Dans la semaine qui a suivi le sommet, 1100 personnes ont été arrêtées,
battues et incarcérées, dans ce qui a été la plus grande rafle de
manifestants (et de simples passants) dans l'histoire du pays.
L'abolition par la police des droits démocratiques dans les rues de
Toronto — facilitée et soutenue à tous les niveaux du gouvernement — a
choqué de larges couches de la population. Des manifestants ont été roués de
coups pieds et de coups de matraque, attaqués au gaz lacrymogène, piétinés
par la police à cheval et atteints par des balles de caoutchouc et de
plastique. Même avant le début des manifestations, des logements ont été
pris d'assaut au milieu de la nuit, sans que des mandats soient présentés,
dans une série d'« arrestations préventives ».
Des journalistes faisant la couverture de ces événements sans précédent
ont été interpellés et brutalisés. Ceux qui ont été arrêtés ont été placés
de force dans des cages primitives et fouillés à nu, et on leur a refusé
l'accès à toute aide juridique. À la suite du sommet, l'administration
municipale de Toronto, dirigée par un maire ayant des liens avec le Nouveau
Parti démocratique et soutenue par des conseillers de toutes les
orientations politiques, a voté à l'unanimité pour applaudir les actions de
la police.
Le refus de tous les partis politiques de soulever les questions les plus
fondamentales dans l'élection actuelle ne se limite pas qu'à ces événements
et il met à nu le caractère hypocrite du langage enflammé employé durant les
débats électoraux.
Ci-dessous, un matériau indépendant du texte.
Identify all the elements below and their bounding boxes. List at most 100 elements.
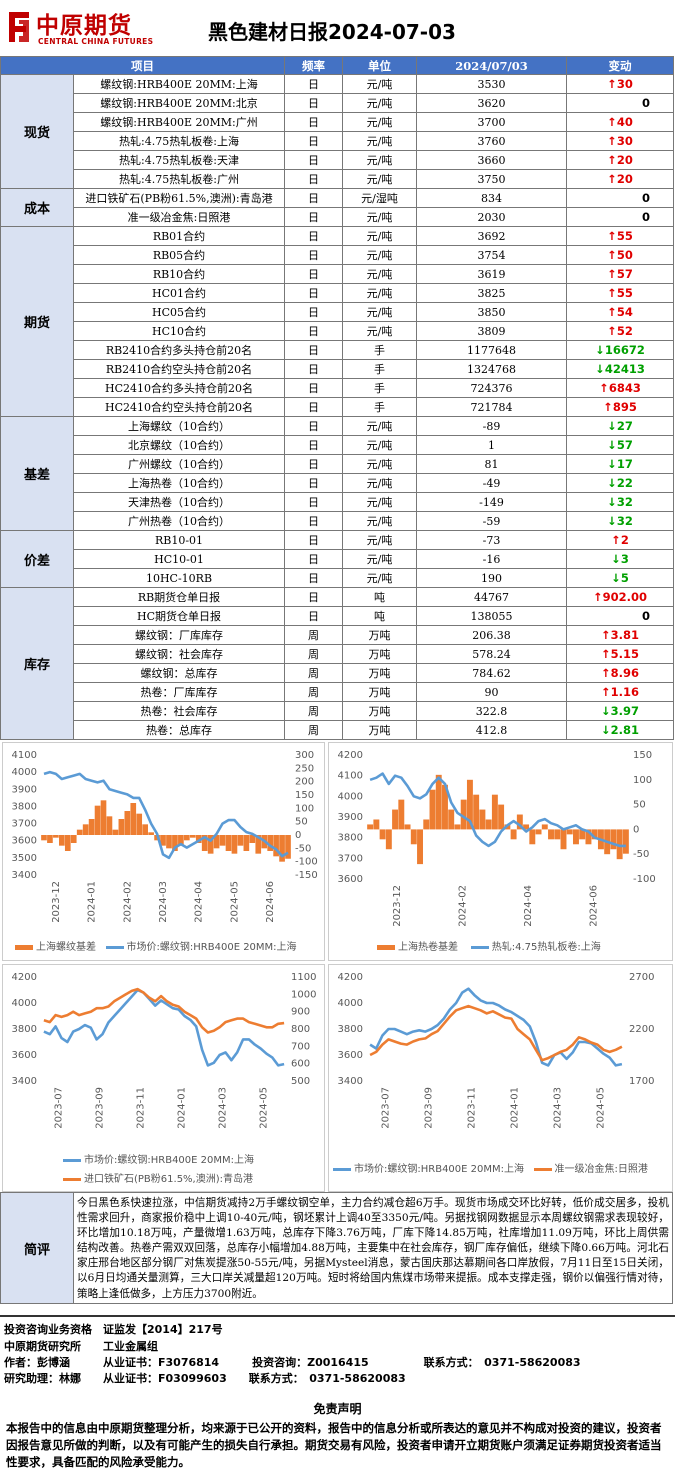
unit-cell: 吨 — [342, 587, 417, 607]
value-cell: -73 — [416, 530, 567, 550]
basis-bar — [76, 829, 83, 835]
basis-bar — [367, 824, 374, 830]
assistant-line: 研究助理：林娜 从业证书：F03099603 联系方式： 0371-586200… — [4, 1372, 406, 1385]
commentary-text: 今日黑色系快速拉涨，中信期货减持2万手螺纹钢空单，主力合约减仓超6万手。现货市场… — [77, 1197, 669, 1300]
table-row: 库存 RB期货仓单日报日吨 44767 ↑902.00 — [0, 587, 674, 740]
qualification-line: 投资咨询业务资格 证监发【2014】217号 — [4, 1323, 223, 1336]
right-tick-label: 100 — [633, 775, 652, 786]
right-tick-label: 50 — [295, 817, 308, 828]
item-name-cell: 10HC-10RB — [73, 568, 285, 588]
basis-bar — [398, 799, 405, 830]
item-name-cell: RB01合约 — [73, 226, 285, 246]
basis-bar — [448, 809, 455, 830]
basis-bar — [410, 829, 417, 845]
table-row: 10HC-10RB 日元/吨 190 ↓5 — [1, 568, 674, 588]
arrow-up-icon: ↑ — [592, 590, 603, 604]
right-tick-label: 500 — [291, 1076, 310, 1087]
right-tick-label: 600 — [291, 1059, 310, 1070]
frequency-cell: 周 — [284, 720, 343, 740]
unit-cell: 元/吨 — [342, 93, 417, 113]
basis-bar — [385, 829, 392, 850]
right-tick-label: 2200 — [629, 1024, 654, 1035]
change-value: 895 — [612, 400, 637, 414]
basis-bar — [160, 835, 166, 846]
arrow-down-icon: ↓ — [607, 457, 617, 471]
basis-bar — [548, 829, 554, 840]
x-tick-label: 2023-11 — [136, 1087, 147, 1129]
right-tick-label: -150 — [295, 870, 318, 881]
x-tick-label: 2023-11 — [467, 1087, 478, 1129]
basis-bar — [541, 824, 548, 830]
arrow-up-icon: ↑ — [607, 324, 617, 338]
left-tick-label: 3600 — [12, 836, 37, 847]
frequency-cell: 周 — [284, 663, 343, 683]
left-tick-label: 4100 — [338, 771, 363, 782]
frequency-cell: 日 — [284, 245, 343, 265]
col-header-unit: 单位 — [342, 56, 417, 75]
value-cell: 1177648 — [416, 340, 567, 360]
value-cell: 3750 — [416, 169, 567, 189]
basis-bar — [142, 824, 148, 835]
chart-hrc-basis: 4200 4100 4000 3900 3800 3700 3600 150 100 50 0 -50… — [328, 742, 673, 961]
change-value: 2 — [620, 533, 629, 547]
change-cell: ↑3.81 — [566, 625, 674, 645]
report-header: 中原期货 CENTRAL CHINA FUTURES 黑色建材日报2024-07… — [0, 0, 675, 56]
right-tick-label: -100 — [633, 874, 656, 885]
table-row: RB2410合约多头持仓前20名日手 1177648 ↓16672 — [1, 340, 674, 360]
chart-rebar-vs-iron-ore-plot: 4200 4000 3800 3600 3400 1100 1000 900 800 700 600… — [12, 972, 317, 1129]
value-cell: 412.8 — [416, 720, 567, 740]
item-name-cell: 天津热卷（10合约） — [73, 492, 285, 512]
basis-bar — [466, 779, 473, 830]
arrow-up-icon: ↑ — [607, 153, 617, 167]
unit-cell: 元/吨 — [342, 511, 417, 531]
change-cell: ↓3.97 — [566, 701, 674, 721]
basis-bar — [130, 803, 137, 835]
right-tick-label: 200 — [295, 777, 314, 788]
arrow-up-icon: ↑ — [607, 134, 617, 148]
unit-cell: 元/吨 — [342, 454, 417, 474]
change-value: 16672 — [604, 343, 645, 357]
item-name-cell: 准一级冶金焦:日照港 — [73, 207, 285, 227]
x-tick-label: 2023-09 — [424, 1087, 435, 1129]
value-cell: 206.38 — [416, 625, 567, 645]
legend-bar-swatch — [377, 944, 395, 950]
change-value: 55 — [616, 229, 633, 243]
basis-bar — [417, 829, 423, 865]
logo-english-name: CENTRAL CHINA FUTURES — [38, 37, 154, 46]
table-row: RB10合约日元/吨 3619 ↑57 — [1, 264, 674, 284]
divider — [0, 1315, 675, 1317]
x-tick-label: 2024-05 — [596, 1087, 607, 1129]
arrow-up-icon: ↑ — [607, 286, 617, 300]
value-cell: -149 — [416, 492, 567, 512]
right-tick-label: 250 — [295, 763, 314, 774]
change-cell: ↑20 — [566, 150, 674, 170]
chart-rebar-basis-legend: 上海螺纹基差 市场价:螺纹钢:HRB400E 20MM:上海 — [15, 938, 297, 953]
value-cell: -16 — [416, 549, 567, 569]
arrow-down-icon: ↓ — [607, 514, 617, 528]
item-name-cell: 广州热卷（10合约） — [73, 511, 285, 531]
table-header-row: 项目 频率 单位 2024/07/03 变动 — [0, 56, 674, 75]
unit-cell: 元/吨 — [342, 473, 417, 493]
frequency-cell: 日 — [284, 93, 343, 113]
right-tick-label: 150 — [633, 750, 652, 761]
unit-cell: 万吨 — [342, 644, 417, 664]
table-row: 基差 上海螺纹（10合约）日元/吨 -89 ↓27 — [0, 416, 674, 531]
col-header-freq: 频率 — [284, 56, 343, 75]
charts-area: 4100 4000 3900 3800 3700 3600 3500 3400 300 250 20… — [0, 742, 675, 1192]
category-cell: 期货 — [0, 226, 74, 417]
left-tick-label: 4200 — [338, 750, 363, 761]
frequency-cell: 日 — [284, 435, 343, 455]
basis-bar — [207, 835, 214, 854]
frequency-cell: 周 — [284, 625, 343, 645]
left-tick-label: 3800 — [12, 801, 37, 812]
value-cell: 724376 — [416, 378, 567, 398]
frequency-cell: 日 — [284, 492, 343, 512]
item-name-cell: RB期货仓单日报 — [73, 587, 285, 607]
change-value: 8.96 — [610, 666, 639, 680]
change-cell: ↑6843 — [566, 378, 674, 398]
change-value: 32 — [616, 495, 633, 509]
arrow-up-icon: ↑ — [611, 533, 621, 547]
left-tick-label: 4200 — [338, 972, 363, 983]
item-name-cell: 热轧:4.75热轧板卷:上海 — [73, 131, 285, 151]
x-tick-label: 2024-04 — [194, 881, 205, 923]
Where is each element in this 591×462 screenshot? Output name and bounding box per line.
Tandis que le pays est impliqué dans deux guerres, en
Afghanistan et en Libye, l'accord de tous les partis sur les déploiements
militaires fait en sorte que pas un mot n'a été dit sur la question, et ce,
malgré le fait qu'une majorité de la population du Canada s'oppose à
l'intervention militaire dans les deux pays opprimés.
De même, tous les chefs politiques sont tout à fait d'accord que le
budget fédéral doit être « équilibré » et que cela implique d'autres coupes
dans les emplois de la fonction publique et dans les programmes sociaux. Les
énormes baisses d'impôts et les sauvetages accordés aux sociétés et aux
banques au cours de la récente période ne peuvent aucunement être
contestées, si ce n'est qu'avec de belles paroles superficielles.
La tempête actuelle à propos des irrégularités parlementaires joue un
rôle important pour l'establishment politique. Afin de garder les questions
essentielles qui préoccupent les travailleurs en dehors du débat électoral,
tous les partis d'opposition au gouvernement Harper sont plus que contents
dans cette campagne de se ranger derrière le thème de la « confiance ».